Wojciech Fangor, the Polish pioneer of Op art, died on 25 October, aged 92.
The outbreak of the Second World War meant that Fangor, born in Warsaw in 1922, had to study art privately. He received a diploma in absentia from Warsaw’s Academy of Fine Arts in 1946, where he later served as an assistant professor from 1953 to 1961.
When Stalin’s death in 1953 opened up Poland’s cultural policies, Fangor gave up Socialist Realism and became a founding member of the Polish Poster School.
In 1961, Fangor left Poland, living in West Berlin and England before settling in the US in 1966. He taught at the Farleigh Dickinson University, New Jersey, and at Harvard University. The Solomon R Guggenheim Museum, New York, staged a solo exhibition of his work in 1970.

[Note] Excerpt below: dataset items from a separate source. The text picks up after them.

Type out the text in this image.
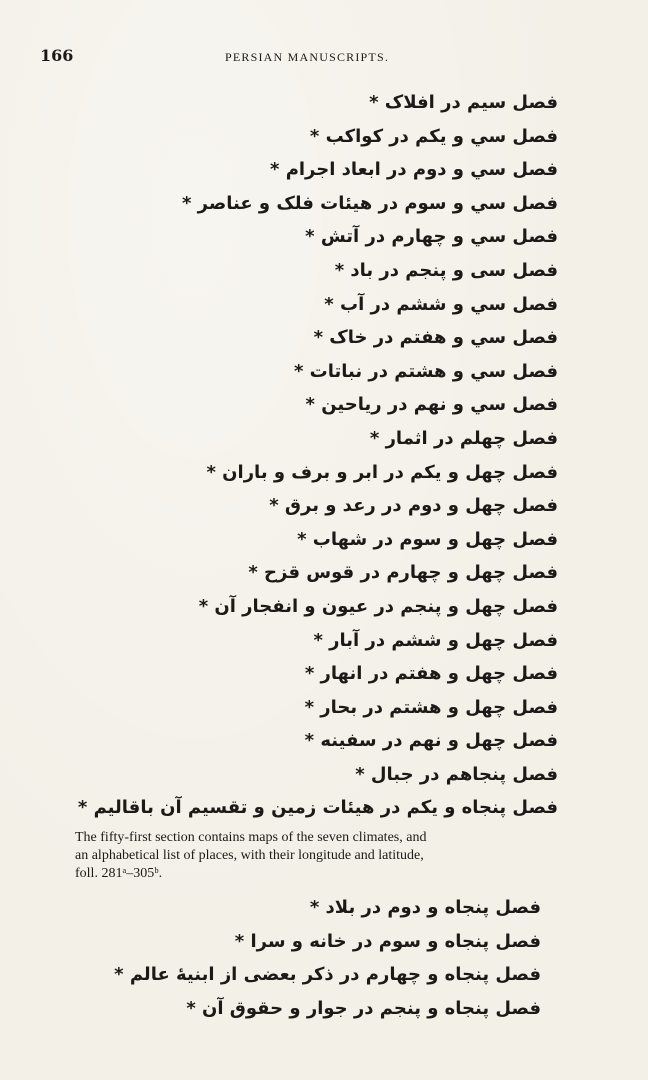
166	PERSIAN MANUSCRIPTS.
فصل سیم در افلاک *
فصل سي و يكم در كواكب *
فصل سي و دوم در ابعاد اجرام *
فصل سي و سوم در هيئات فلک و عناصر *
فصل سي و چهارم در آتش *
فصل سی و پنجم در باد *
فصل سي و ششم در آب *
فصل سي و هفتم در خاک *
فصل سي و هشتم در نباتات *
فصل سي و نهم در رياحين *
فصل چهلم در اثمار *
فصل چهل و یکم در ابر و برف و باران *
فصل چهل و دوم در رعد و برق *
فصل چهل و سوم در شهاب *
فصل چهل و چهارم در قوس قزح *
فصل چهل و پنجم در عيون و انفجار آن *
فصل چهل و ششم در آبار *
فصل چهل و هفتم در انهار *
فصل چهل و هشتم در بحار *
فصل چهل و نهم در سفينه *
فصل پنجاهم در جبال *
فصل پنجاه و يكم در هيئات زمين و تقسيم آن باقاليم *

The fifty-first section contains maps of the seven climates, and
an alphabetical list of places, with their longitude and latitude,
foll. 281ᵃ–305ᵇ.

فصل پنجاه و دوم در بلاد *
فصل پنجاه و سوم در خانه و سرا *
فصل پنجاه و چهارم در ذكر بعضى از ابنيهٔ عالم *
فصل پنجاه و پنجم در جوار و حقوق آن *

Fangor returned to Poland in 1999, which, according to the auctioneer and curator Simon de Pury, had a negative impact on his career. “If he had stayed in the US he would have a much higher profile today,” De Pury told the Financial Times. De Pury’s exhibition space in Mayfair, central London, opened in December 2014 with an exhibition of Fangor’s works.
Fangor, best known for his circular abstract paintings, is one of Poland’s most highly regarded artists. At last week’s Frieze Masters fair in London, Mayor Gallery reportedly sold four pieces by the artist priced at $300,000 each.